Türkiye’de gençlerin imkan olursa yurt dışında yaşama isteği, son dönemde yapılan her gençlik araştırmasında ele alınan bir konu.
VOA Türkçe’nin Londra’da karşılaştığı Türk gençleri o hayali, birkaç yıl önce gerçekleştirerek Londra’ya gelip yerleşmiş olanlar. Onları harekete geçiren ortak şikayetleri, mezun oldukları üniversitelerin diplomalarıyla bir iş bulsalar bile düşük ücret ya da 'liyakatsiz hiyerarşi' gibi nedenlerle Türkiye’nin bir umut vadetmemesi.
Your browser doesn’t support HTML5
Mühendis diplomalı çekçekçiler
Aralarında makine, jeofizik mühendisleri, turizm otelcilik mezunu, sanat tarihi ve işletme mezunu var.
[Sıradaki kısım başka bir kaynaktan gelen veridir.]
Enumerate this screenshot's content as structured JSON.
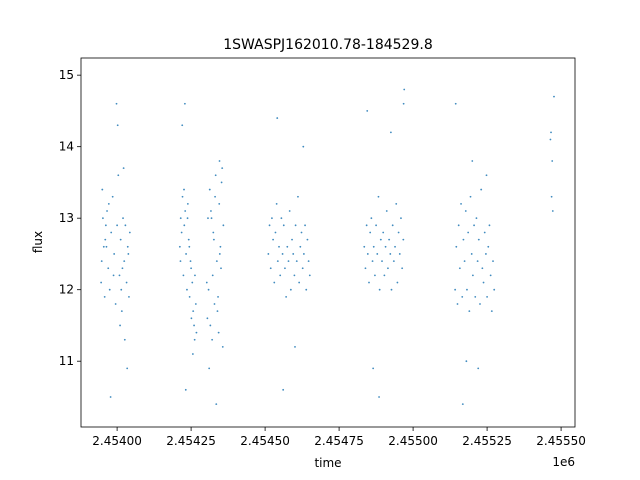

Londra’nın turistik yerlerinde kendi zevklerine göre rengarenk süsledikleri çekçeklerle turist gezdirip hayatlarını kazanıyorlar.
İstanbul’dan geldiğini söyleyen Melih Vuraler, kırmızı peluşla, disko topuyla süslediği şarjlı çekçekiyle turistlerin dikkatini çektiğini, böylece mezun olduğu Turizm Otelcilik Bölümü’ne uygun bir iş yapmakla avunduğunu anlatıyor.
Marmara Üniversitesi İşletme Fakültesi mezunu Ömer Yıldırım ise çekçek işinde beş yılı geride bıraktığını söylüyor ve “belki işletmecilik becerileriyle bu işte büyümeyi denerim,” diyor.
“Diploma duvara asılmaktan başka işe yaramıyor”
Sanat Tarihi Bölümü'nü “bitirseydim bile sadece duvarda bir diplomam olurdu” diyerek, daha birinci sınıftayken okulu terk ettiğini söyleyen Emre, “şimdi hiç olmazsa kimsenin emrinde çalışmıyorum ve kendi çalışma saatlerimi kendim belirliyorum” diye konuşuyor.
Günde 100 sterlin ortalama kazanç elde edebildiklerini söyleyen gençler, işlerinden ve Londra’daki hayatlarından epey memnun.
“Türkiye’den arayıp gelmek isteyenler var”
Londra’daki kira, yaşam giderleri gibi ayrıntılarla ilgili de bilgiler veren çekçekçi gençler, Türkiye’deki arkadaşlarının aynı yollarla yanlarına gelmek için sık sık kendilerini aradığını söylüyor.
Parlak tüylerle döşenmiş koltuklar ve şarjlı bisikletlerinde yanıp sönen ışıklarla Türkçe nağmeler eşliğinde turist gezdirirken sanki çok renkli bir hayatları varmış gibi görünse de yine de geride bıraktıklarına duydukları özlem, her anlattıklarının satır arasında kendini hissettiriyor.
Yabancı bir ülkeye alışırken yaşadıkları zorluklara rağmen, bu gençler kendi ülkelerinde düşük bir gelirle ay sonunu getirmeye çalışmak zorunda kalma ve sürekli bir işsizlik tehdidiyle yaşama olasılığını düşünüp avunmaya çalışıyorlar.